Ne revenons pas sur le fond de Jour de colère, à propos de quoi nous nous sommes expliqués publiquement avec ses organisateurs, dont nous ne remettons pas en cause la bonne foi, même si nous pouvons diverger sur certains points, lesquels restent tout à fait légitimes et dans le champ du débat rationnel.

Il reste malgré tout quelques faits étranges, notamment dans la propension des forces de l’ordre à organiser de façon sélective, depuis un an et les premières grandes Manifs pour tous, les arrestations et les gardes à vue. On n’en compte pas moins d’un millier pour quelques dizaines de condamnations réelles à la fin.

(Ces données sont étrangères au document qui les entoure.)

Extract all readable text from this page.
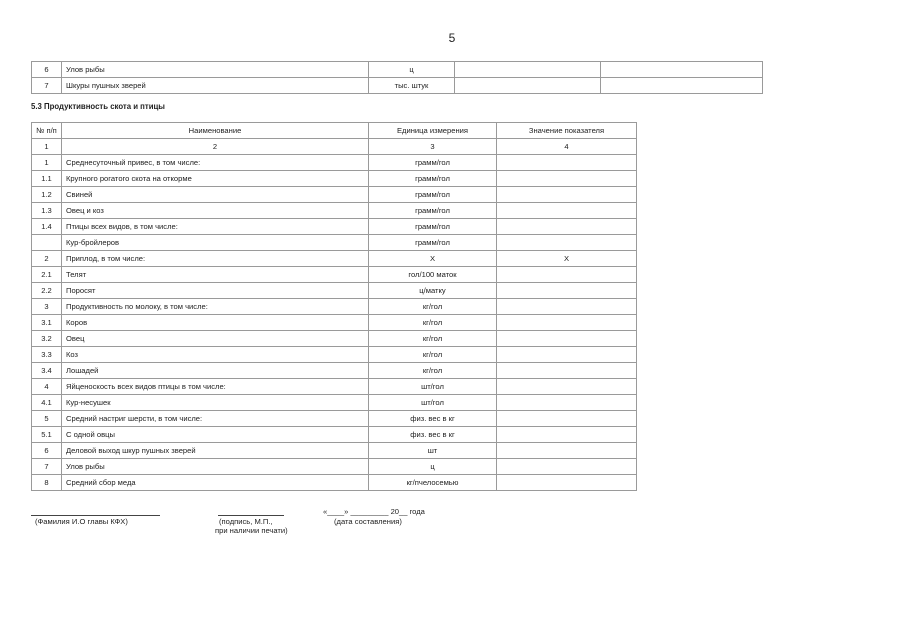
5
6	Улов рыбы	ц		
7	Шкуры пушных зверей	тыс. штук		
5.3 Продуктивность скота и птицы
№ п/п	Наименование	Единица измерения	Значение показателя
1	2	3	4
1	Среднесуточный привес, в том числе:	грамм/гол	
1.1	Крупного рогатого скота на откорме	грамм/гол	
1.2	Свиней	грамм/гол	
1.3	Овец и коз	грамм/гол	
1.4	Птицы всех видов, в том числе:	грамм/гол	
	Кур-бройлеров	грамм/гол	
2	Приплод, в том числе:	Х	Х
2.1	Телят	гол/100 маток	
2.2	Поросят	ц/матку	
3	Продуктивность по молоку, в том числе:	кг/гол	
3.1	Коров	кг/гол	
3.2	Овец	кг/гол	
3.3	Коз	кг/гол	
3.4	Лошадей	кг/гол	
4	Яйценоскость всех видов птицы в том числе:	шт/гол	
4.1	Кур-несушек	шт/гол	
5	Средний настриг шерсти, в том числе:	физ. вес в кг	
5.1	С одной овцы	физ. вес в кг	
6	Деловой выход шкур пушных зверей	шт	
7	Улов рыбы	ц	
8	Средний сбор меда	кг/пчелосемью	
(Фамилия И.О главы КФХ)	(подпись, М.П.,
при наличии печати)
«____» _________ 20__ года
(дата составления)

Les policiers, que l’on sait particulièrement zélés et réactifs lorsqu’il s’agit d’appréhender Marie-Ségolène et Charles-Edouard qui ont jeté une misérable canette sur un Robocop surarmé, sont bizarrement absents quand cinquante néonazis parfaitement identifiables défilent en tendant le bras en hurlant « Juifs dehors ».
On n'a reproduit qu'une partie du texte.